Flesh to touch, flesh to burn, don’t keep the wicker man waiting
Director: Robin Hardy
Starring: Edward Woodward, Christopher Lee, Diane Cilento
Release Date: December 6th 1973
From the very first shot, in which we follow a small plane flying over the sparsely populated Outer Hebrides, The Wicker Man lets the audience know that this isn’t your normal horror film, it’s not the boogeyman you should be scared of, it’s the isolation, something that was practically unheard of at the time.
The Wicker Man has always been a film that was hard to classify, with its strong gothic overtones and almost magical feel, it has always straddled the line between horror, thriller and mystery, while the plot forces you into the uncomfortable position between the repressed Christian sexual frustration and the sexual liberation of Paganism, it really is unique.

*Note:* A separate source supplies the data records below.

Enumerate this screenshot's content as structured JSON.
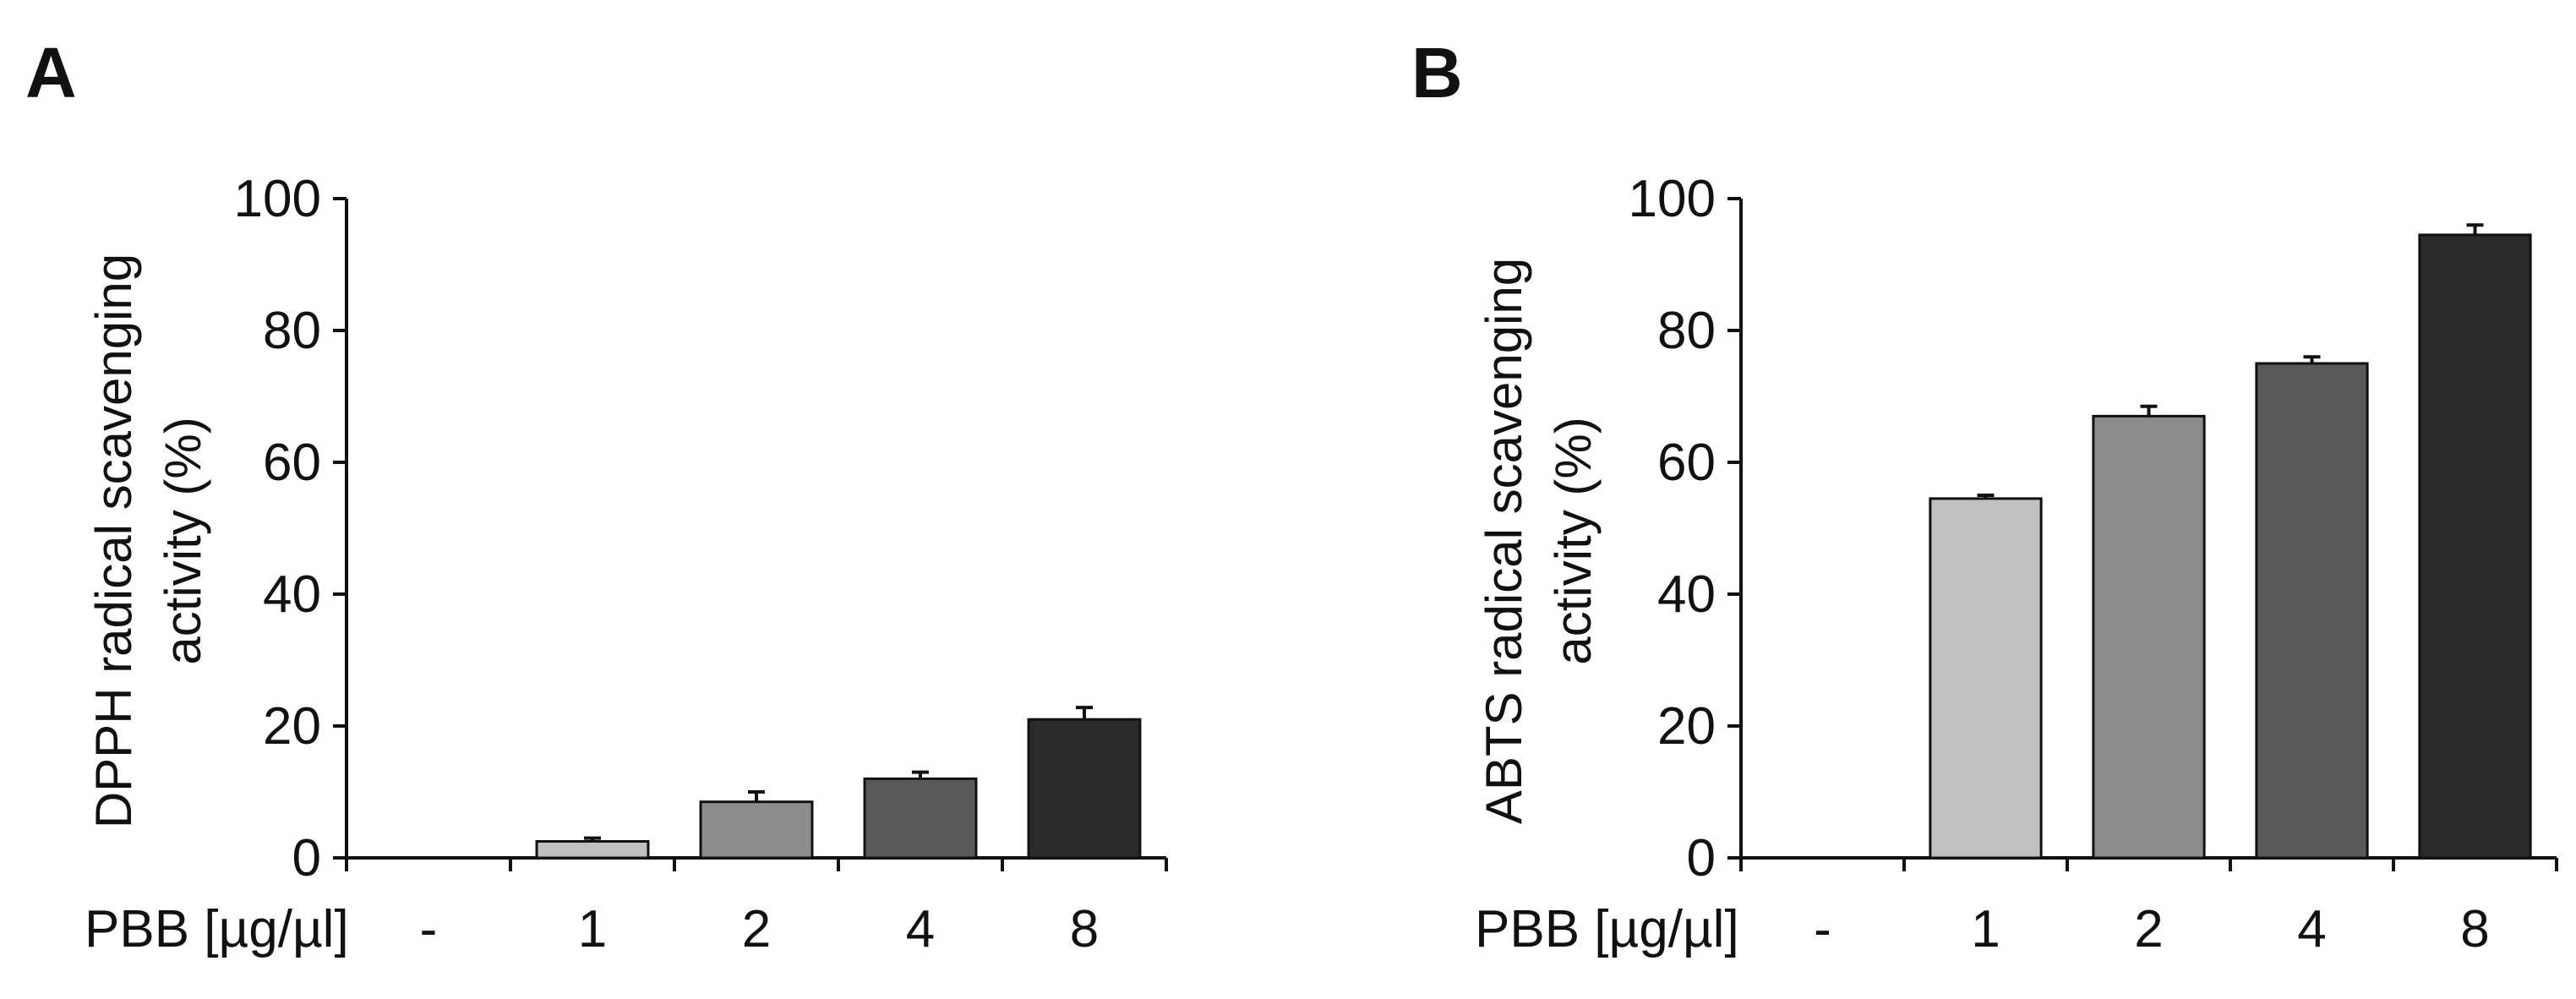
{
  "panels": [
    {
      "letter": "A"
    },
    {
      "letter": "B"
    }
  ],
  "chart_data": [
    {
      "type": "bar",
      "panel": "A",
      "ylabel_line1": "DPPH radical scavenging",
      "ylabel_line2": "activity (%)",
      "xlabel": "PBB [µg/µl]",
      "categories": [
        "-",
        "1",
        "2",
        "4",
        "8"
      ],
      "values": [
        0,
        2.5,
        8.5,
        12,
        21
      ],
      "errors": [
        0,
        0.5,
        1.5,
        1,
        1.8
      ],
      "bar_colors": [
        "#ffffff",
        "#c0c0c0",
        "#8c8c8c",
        "#595959",
        "#2a2a2a"
      ],
      "ylim": [
        0,
        100
      ],
      "yticks": [
        0,
        20,
        40,
        60,
        80,
        100
      ]
    },
    {
      "type": "bar",
      "panel": "B",
      "ylabel_line1": "ABTS radical scavenging",
      "ylabel_line2": "activity (%)",
      "xlabel": "PBB [µg/µl]",
      "categories": [
        "-",
        "1",
        "2",
        "4",
        "8"
      ],
      "values": [
        0,
        54.5,
        67,
        75,
        94.5
      ],
      "errors": [
        0,
        0.5,
        1.5,
        1,
        1.5
      ],
      "bar_colors": [
        "#ffffff",
        "#c0c0c0",
        "#8c8c8c",
        "#595959",
        "#2a2a2a"
      ],
      "ylim": [
        0,
        100
      ],
      "yticks": [
        0,
        20,
        40,
        60,
        80,
        100
      ]
    }
  ]
}
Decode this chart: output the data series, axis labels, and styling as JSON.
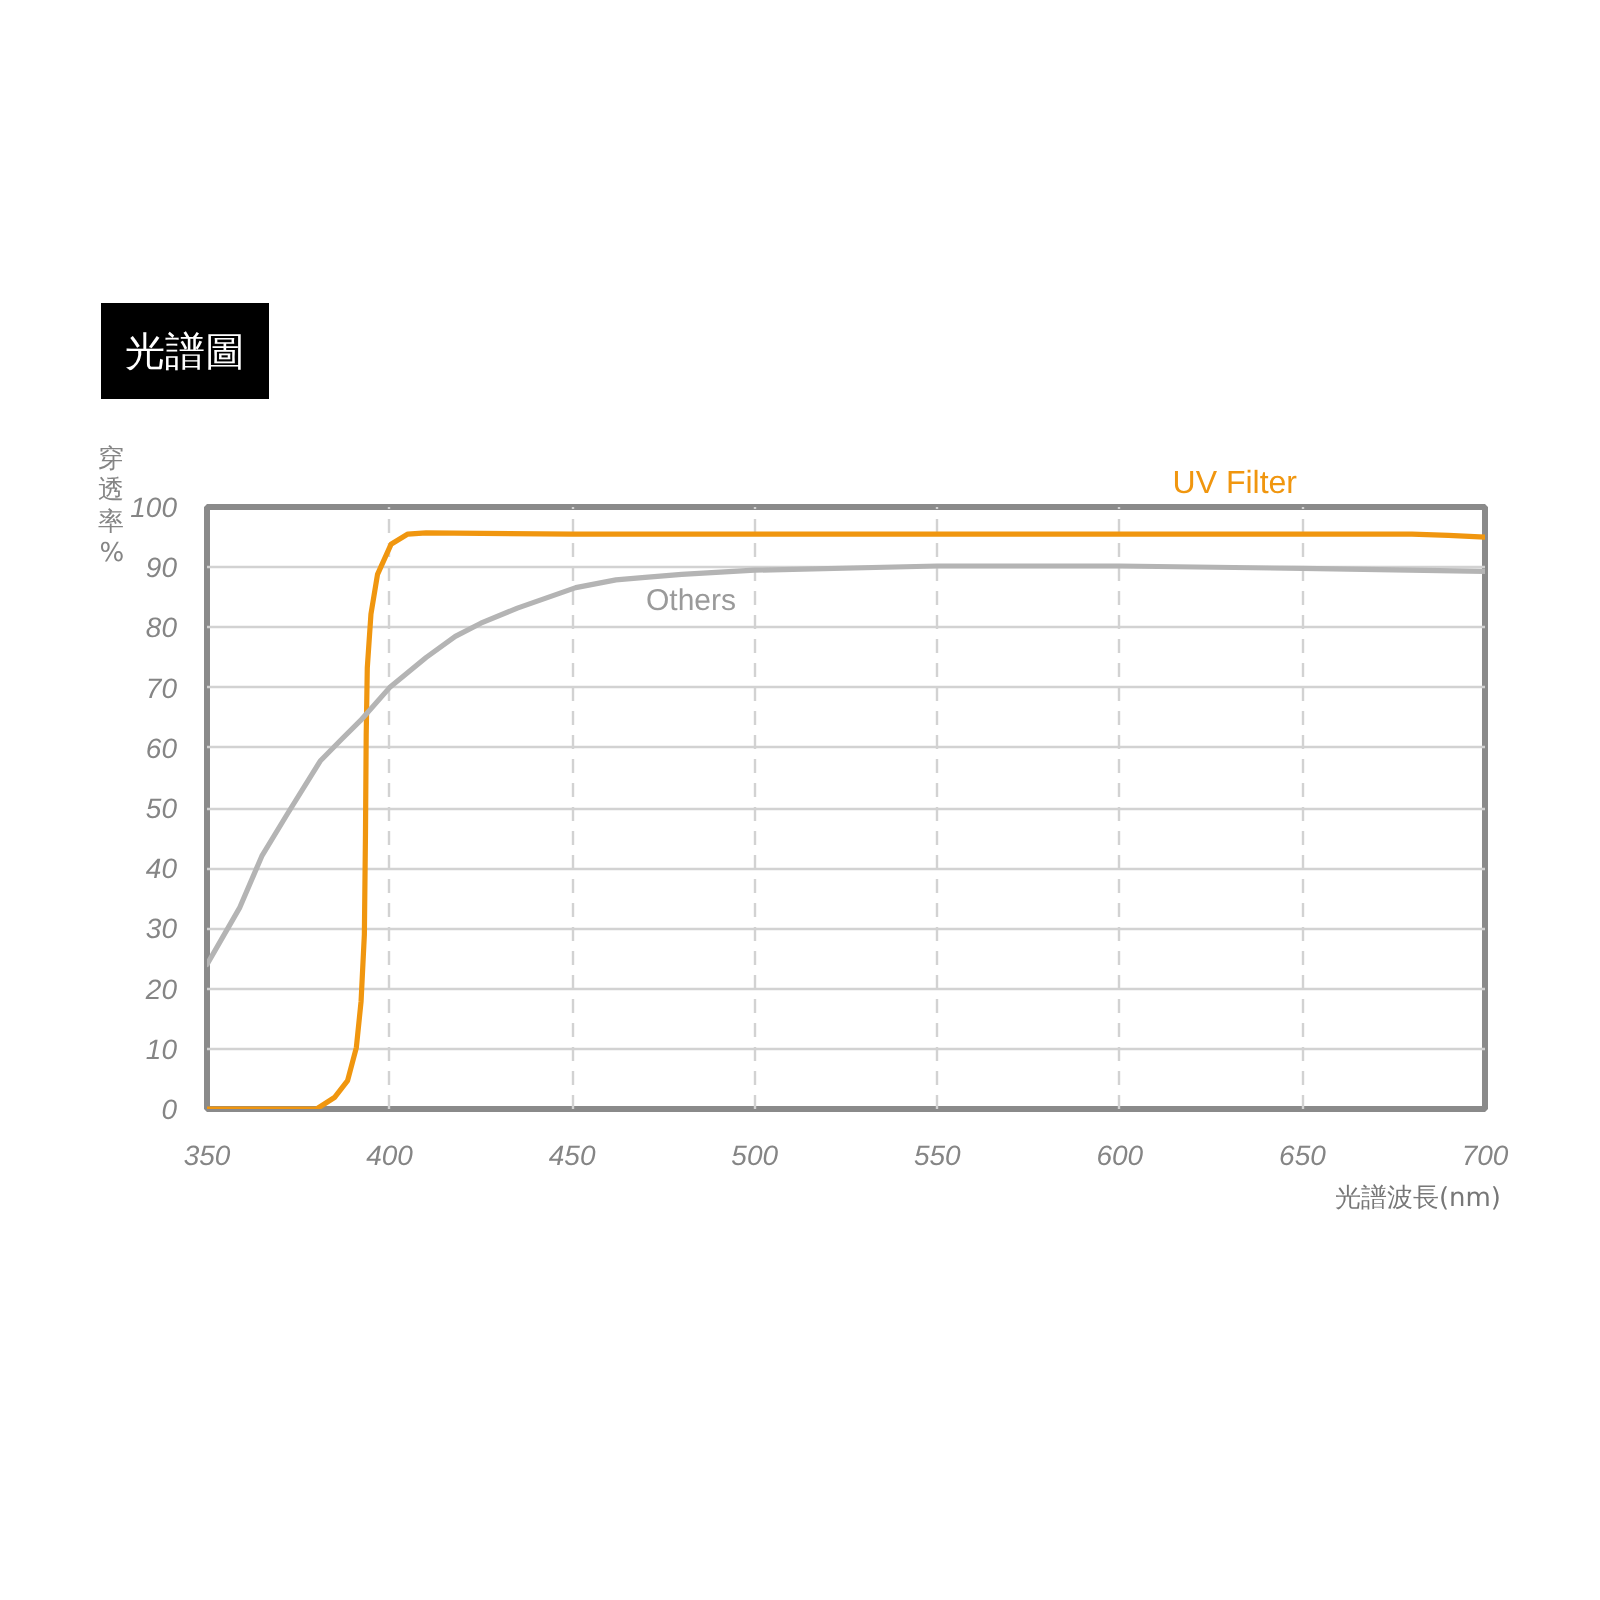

As Sgt. Howie (Woodward) delves deeper into the mystery surrounding the missing girl, and his faith starts to come under attack, the film starts to transition, getting darker and more alien, not just to Howie but also to the viewers, it’s really interesting and creepy to watch all the small hints and clues that point towards not only the islander’s true intentions but also the officer’s fate.
It’s here that the film cements its place in cinema history, no matter how many times you view the film, the climax will always be one of the most harrowing, scary and jaw-dropping endings in the horror genre, joining that rare group of films where the good doesn’t triumph over evil.
The Wicker Man is a rare example of a horror film that not only has little in the way of bad points but also ended up changing the genre for the better, coming years before The Shining and The Thing took isolated psychological horror to the next level, this film proved that it didn’t humans can be just as scary as ghosts, vampires or zombies. Now let’s all pretend the 2003 remake with Nicholas Cage never happened.